Criminal accountability for IDF soldiers: A baseless system

Of the 240 complaints received by the army in 2012, not one resulted in an indictment. In certain respects, the IDF has outsourced to human rights NGOs its system for receiving complaints against soldiers. When it comes to investigating those complaints, however, it does a totally unacceptable job.

By Yesh Din, written by Yossi Gurvitz

Criminal accountability for IDF soldiers: A baseless system
IDF soldiers clash with demonstrators in Nabi Saleh, December 11, 2011 (Oren Ziv/

The most significant fact in our new fact sheet about law enforcement on IDF soldiers in the Occupied Territories is that although 240 complaints were registered in 2012, they resulted in not a single indictment. It is possible indictments will be filed in the coming years based on the complaints of 2012, but so far the percentage of complaints maturing into indictments is a fat, round zero. 2012 is somewhat problematic in this regard, but the average rate is not much better: around five percent.

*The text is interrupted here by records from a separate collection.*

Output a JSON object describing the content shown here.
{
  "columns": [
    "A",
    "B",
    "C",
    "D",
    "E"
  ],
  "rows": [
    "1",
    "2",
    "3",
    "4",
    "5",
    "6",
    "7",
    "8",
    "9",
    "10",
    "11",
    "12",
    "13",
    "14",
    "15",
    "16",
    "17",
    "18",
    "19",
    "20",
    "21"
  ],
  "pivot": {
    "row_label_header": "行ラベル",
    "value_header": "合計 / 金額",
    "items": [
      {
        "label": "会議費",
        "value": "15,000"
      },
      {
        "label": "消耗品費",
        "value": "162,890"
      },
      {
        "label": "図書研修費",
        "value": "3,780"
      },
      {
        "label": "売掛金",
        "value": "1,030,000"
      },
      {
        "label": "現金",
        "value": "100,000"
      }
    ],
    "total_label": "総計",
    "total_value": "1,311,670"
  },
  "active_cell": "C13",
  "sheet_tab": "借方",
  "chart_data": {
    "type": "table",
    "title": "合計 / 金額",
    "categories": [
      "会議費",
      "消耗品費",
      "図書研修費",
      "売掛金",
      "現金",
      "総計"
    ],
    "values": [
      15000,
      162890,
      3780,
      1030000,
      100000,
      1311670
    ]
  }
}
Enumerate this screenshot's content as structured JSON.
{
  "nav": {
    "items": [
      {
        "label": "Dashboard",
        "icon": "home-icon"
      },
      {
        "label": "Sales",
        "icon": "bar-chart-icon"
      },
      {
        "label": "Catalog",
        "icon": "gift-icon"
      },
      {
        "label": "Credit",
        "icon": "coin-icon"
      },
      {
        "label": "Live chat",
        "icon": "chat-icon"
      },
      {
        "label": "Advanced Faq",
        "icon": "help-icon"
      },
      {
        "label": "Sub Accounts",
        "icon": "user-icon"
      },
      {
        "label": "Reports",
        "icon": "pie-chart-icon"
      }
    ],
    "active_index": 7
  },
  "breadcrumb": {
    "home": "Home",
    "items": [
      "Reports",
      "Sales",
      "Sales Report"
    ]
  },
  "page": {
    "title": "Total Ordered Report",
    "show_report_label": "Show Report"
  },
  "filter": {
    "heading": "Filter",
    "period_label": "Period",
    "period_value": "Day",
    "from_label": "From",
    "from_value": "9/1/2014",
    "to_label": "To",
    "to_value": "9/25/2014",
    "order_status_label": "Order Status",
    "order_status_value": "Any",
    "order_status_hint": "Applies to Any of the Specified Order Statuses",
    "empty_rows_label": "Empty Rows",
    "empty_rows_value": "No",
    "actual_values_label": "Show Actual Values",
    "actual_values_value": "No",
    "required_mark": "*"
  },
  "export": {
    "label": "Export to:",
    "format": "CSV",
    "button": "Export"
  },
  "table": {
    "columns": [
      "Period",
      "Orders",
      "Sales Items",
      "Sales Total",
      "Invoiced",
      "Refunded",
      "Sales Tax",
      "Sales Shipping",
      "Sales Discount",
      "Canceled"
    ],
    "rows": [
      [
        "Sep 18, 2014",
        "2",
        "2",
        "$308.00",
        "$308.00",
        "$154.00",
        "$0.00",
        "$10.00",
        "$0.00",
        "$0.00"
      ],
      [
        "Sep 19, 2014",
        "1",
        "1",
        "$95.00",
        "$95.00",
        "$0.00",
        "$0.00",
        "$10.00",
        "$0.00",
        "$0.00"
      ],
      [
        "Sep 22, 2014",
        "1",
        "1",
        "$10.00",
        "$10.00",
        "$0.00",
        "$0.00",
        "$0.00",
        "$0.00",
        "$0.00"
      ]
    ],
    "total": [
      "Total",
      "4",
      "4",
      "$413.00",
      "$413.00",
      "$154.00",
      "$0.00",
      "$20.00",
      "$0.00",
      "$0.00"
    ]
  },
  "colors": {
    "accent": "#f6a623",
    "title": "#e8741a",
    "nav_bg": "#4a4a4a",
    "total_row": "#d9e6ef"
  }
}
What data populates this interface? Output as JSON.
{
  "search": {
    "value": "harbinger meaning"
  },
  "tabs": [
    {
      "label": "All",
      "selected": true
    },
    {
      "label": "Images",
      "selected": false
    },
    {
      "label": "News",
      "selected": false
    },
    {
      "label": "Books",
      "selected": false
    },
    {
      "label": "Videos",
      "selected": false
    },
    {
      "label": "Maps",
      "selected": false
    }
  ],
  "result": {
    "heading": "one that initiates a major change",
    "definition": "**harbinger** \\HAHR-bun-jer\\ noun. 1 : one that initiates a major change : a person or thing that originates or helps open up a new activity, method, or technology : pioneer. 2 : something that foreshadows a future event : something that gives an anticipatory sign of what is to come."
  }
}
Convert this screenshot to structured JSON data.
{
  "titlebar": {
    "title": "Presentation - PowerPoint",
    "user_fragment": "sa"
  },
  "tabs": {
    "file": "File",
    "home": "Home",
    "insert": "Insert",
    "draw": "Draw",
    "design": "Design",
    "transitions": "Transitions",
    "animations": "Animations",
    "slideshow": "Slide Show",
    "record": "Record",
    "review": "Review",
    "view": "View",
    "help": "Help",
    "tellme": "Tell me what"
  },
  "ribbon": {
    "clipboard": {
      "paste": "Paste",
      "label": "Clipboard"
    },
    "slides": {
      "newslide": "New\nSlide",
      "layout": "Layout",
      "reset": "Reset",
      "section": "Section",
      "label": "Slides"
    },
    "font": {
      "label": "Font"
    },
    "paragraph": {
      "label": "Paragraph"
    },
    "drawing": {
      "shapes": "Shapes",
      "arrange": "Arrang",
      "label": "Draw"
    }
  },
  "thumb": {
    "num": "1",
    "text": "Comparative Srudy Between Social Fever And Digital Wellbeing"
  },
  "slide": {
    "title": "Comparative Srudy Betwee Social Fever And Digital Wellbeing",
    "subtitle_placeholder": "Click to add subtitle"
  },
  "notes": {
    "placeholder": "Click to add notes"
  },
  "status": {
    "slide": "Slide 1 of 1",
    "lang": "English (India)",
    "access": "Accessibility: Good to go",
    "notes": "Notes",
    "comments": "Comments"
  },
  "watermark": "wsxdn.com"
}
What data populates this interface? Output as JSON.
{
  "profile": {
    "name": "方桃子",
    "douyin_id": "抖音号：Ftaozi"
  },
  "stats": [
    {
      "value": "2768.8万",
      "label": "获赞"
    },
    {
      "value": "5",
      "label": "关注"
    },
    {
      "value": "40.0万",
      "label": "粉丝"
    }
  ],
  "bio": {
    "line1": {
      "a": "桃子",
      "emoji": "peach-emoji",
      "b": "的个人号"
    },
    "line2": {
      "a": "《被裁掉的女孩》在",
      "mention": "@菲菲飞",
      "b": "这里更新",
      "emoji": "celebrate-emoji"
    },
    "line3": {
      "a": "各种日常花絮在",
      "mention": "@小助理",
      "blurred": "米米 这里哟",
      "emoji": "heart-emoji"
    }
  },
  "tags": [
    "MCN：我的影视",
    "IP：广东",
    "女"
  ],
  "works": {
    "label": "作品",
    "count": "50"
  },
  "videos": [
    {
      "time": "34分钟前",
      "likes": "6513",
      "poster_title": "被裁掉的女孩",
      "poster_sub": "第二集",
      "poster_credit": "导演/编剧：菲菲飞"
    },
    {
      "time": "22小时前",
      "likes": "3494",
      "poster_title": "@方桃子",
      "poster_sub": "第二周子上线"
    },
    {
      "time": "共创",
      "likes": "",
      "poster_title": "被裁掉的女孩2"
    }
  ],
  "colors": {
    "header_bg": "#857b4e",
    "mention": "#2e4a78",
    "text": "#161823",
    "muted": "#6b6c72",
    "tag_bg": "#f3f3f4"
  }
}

Another less obvious point is also of importance. Out of 240 complaints, all of which deal with allegedly unlawful conduct – from violence to looting to unlawful killing – only six, about 2.5 percent, were made directly to the Military Police Criminal Investigative Division (MPCID), which then made only a desultory effort to investigate them. This rate was somewhat higher in 2008-2009, though still minor – nine percent (see pg. 35-46 here). The rest of the complaints made it to MPCID by Palestinians registering complaints with Israeli policemen in the DCOs [District Coordination Offices], but the majority came through human rights organizations, either directly (in 42 cases), or indirectly (when the NGOs went to the Military Judge Advocate, in 90 cases).

Only four complaints were made directly to MPCID by military officers, even though IDF orders make it clear that when a suspicion of certain offenses arises, MPCID must be informed. One single complaint came from the Shin Bet’s ombudsman responsible for examining detainee complaints, which given the notoriety of this department in closing complaints about torture, means that some soldier must have been spectacularly out of line. A similar number of complaints came from the Let the Animals Live NGO (an animal rights group), and another came from a righteous person, an individual Israeli citizen.

Anyone filing a complaint through an Israeli cop at a DCO – assuming one is actually present – is sometimes surprised to find that the complaint was lost on its way to MPCID. Sending your complaint via a human rights NGO has an added benefit: they do a good job. If the ratio of complaints coming from the police developing into an investigation is a lowly one in six, which is still much higher than those coming from an interrogation facility (1 in 18), the rate of complaints coming through NGOs and leading to investigations is one in 2.5 or 1:3.

Why is the rate for direct complaints so low? The answer is simple. MPCID does not have bases in the West Bank (and obviously, not in Gaza). The IDF and Border Police have a large number of bases in the West Bank, as well as plenty of training areas; recently, using the excuse for expelling Palestinians from their lands because they are in a “firing zone” has become depressingly common. The West Bank has bases of various ground forces, regimental bases, brigade bases expressly intended for occupation purposes (the Kfir Brigade), which has six battalions. The IDF has been in the West Bank since 1967, and never stopped building in it. And yet, MPCID has not a single base in the West Bank.

What this means in practice is that a Palestinian who wants to register a complaint against a soldier who hurt him or her needs a permit to enter Israel, because MPCID that is where its only bases are. Most Palestinians do not have such a permit. This means that there is no practical way to directly register a complaint, making certain that only the most obdurate will be able to register theirs. This certainly reduces the workload for MPCID, and saves some trouble for soldiers. One must wonder if this is truly accidental.

During the first years of the occupation, complaints about soldiers’ violence were rare. This changed immediately when the First Intifada broke out in late 1987. Between the two intifadas, complaints were supposed to travel from the Palestinians to MPCID via the Palestinian Police. This was, one could say, an unstable arrangement that collapsed when the Second Intifada broke out – but even in the 12 years since, MPCID hasn’t built a single base in the West Bank.

In certain respects, MPCID is an early example of privatization: it outsourced the system for receiving complaints to human rights NGOs. Those NGOs do MPCID’s work for it without it being forced to spend its own resources. When it comes to investigating those complaints, however, it does a totally unacceptable job. Yet, this is appears to be one public service the government of Israel won’t be in a hurry to privatize.